Every time, I think I’ve got a handle on them, I unearth another genius. Ruders, I knew of vaguely, but avoided for no other reasons than he composed quite a lot for accordion and guitar - two instruments that do not interest me - and those Bridge album covers looks so cheap and tacky.

However, thanks to iTunes I have now spent the last 48 hours down a wormhole with his Solar Trilogy, Nightshade Trilogy, Symphony 4, along with a myriad of other incredible works. 

What works of Ruders do you love? 

This man is a goddam’ genius!!!


----------



## Kjetil Heggelund (Jan 4, 2016)

I like his guitar works


----------



## Ludwig Schon (10 mo ago)

Kjetil Heggelund said:


> I like his guitar works


What do you recommend, Hegge? I've only really listened to the New Rochelle Suite, which I found to be a mere trifle…


----------



## Kjetil Heggelund (Jan 4, 2016)

I haven't heard that one, but Psalmodies concerto is quite nice. I'm a guitarist myself and have bought most of the sheet music, but never performed any of them live. Takes me a lot of time to learn...I see Ruders as a major composer for guitar. When I first heard his music, I didn't know about the guitar pieces, but I'm glad he likes to compose for guitar. I also liked a string quartet I saw live with the Vertavo quartet some years ago. I was trying to be funny when you said you don't care for guitar... :devil:


----------



## Ludwig Schon (10 mo ago)

Kjetil Heggelund said:


> I haven't heard that one, but Psalmodies concerto is quite nice. I'm a guitarist myself and have bought most of the sheet music, but never performed any of them live. Takes me a lot of time to learn...I see Ruders as a major composer for guitar. When I first heard his music, I didn't know about the guitar pieces, but I'm glad he likes to compose for guitar. I also liked a string quartet I saw live with the Vertigo quartet some years ago. I was trying to be funny when you said you don't care for guitar... :devil:


Love guitars in a jazz or rock setting. Loren Connors, Masayuki Takayanagi and Allen Holdsworth are personal favourites. Less so in classical, outside of Berg's Wozzeck and Wagner's Meistersingers.

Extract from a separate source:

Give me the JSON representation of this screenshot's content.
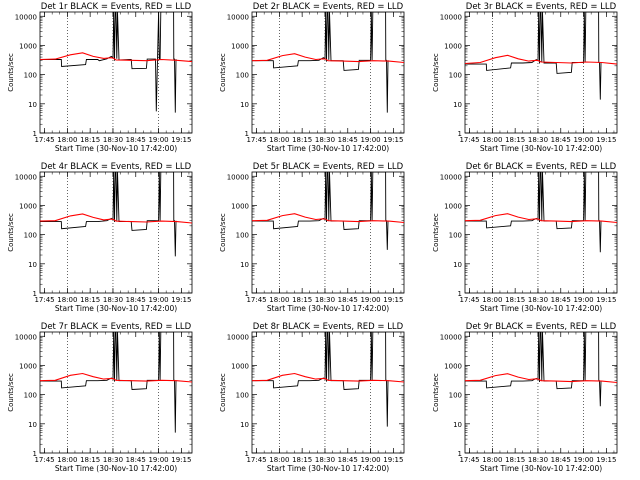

Tristan Murail's Tellur is a nice quitar piece, I suppose…


----------



## Highwayman (Jul 16, 2018)

I always forget he was a Scandie. His name sounds something like Dutch to my ears. I like his Organ Symphony and Solar Trilogy but never heard of his guitar works before. I gave his Psalmodies a go after I saw Kjetil`s post and so far I like it very much.


----------



## hammeredklavier (Feb 18, 2018)

Highwayman said:


> I always forget he was a Scandie.


How Scandalous!


----------



## justekaia (Jan 2, 2022)

My favourites are: -Symphonies 3 to 5/Tundra, Gong, Piano Ctos 1-2, Violin Ctos 1-2, Cello Ctos 1-2/Serenade on the Shores of the Cosmic Ocean for accordion and SQ/ Piano Sonatas 1-2/ Etudes and Ricercare, Chaconne, Pages all played for guitar by Starobin


----------



## Simon Moon (Oct 10, 2013)

I really like: Manhattan Abstraction, Nightshade, Violin Concerto, Piano Concerto.


----------



## Ludwig Schon (10 mo ago)

Simon Moon said:


> I really like: Manhattan Abstraction, Nightshade, Violin Concerto, Piano Concerto.


I think Manhattan from '82 is the 1st piece he doesn't disown…


----------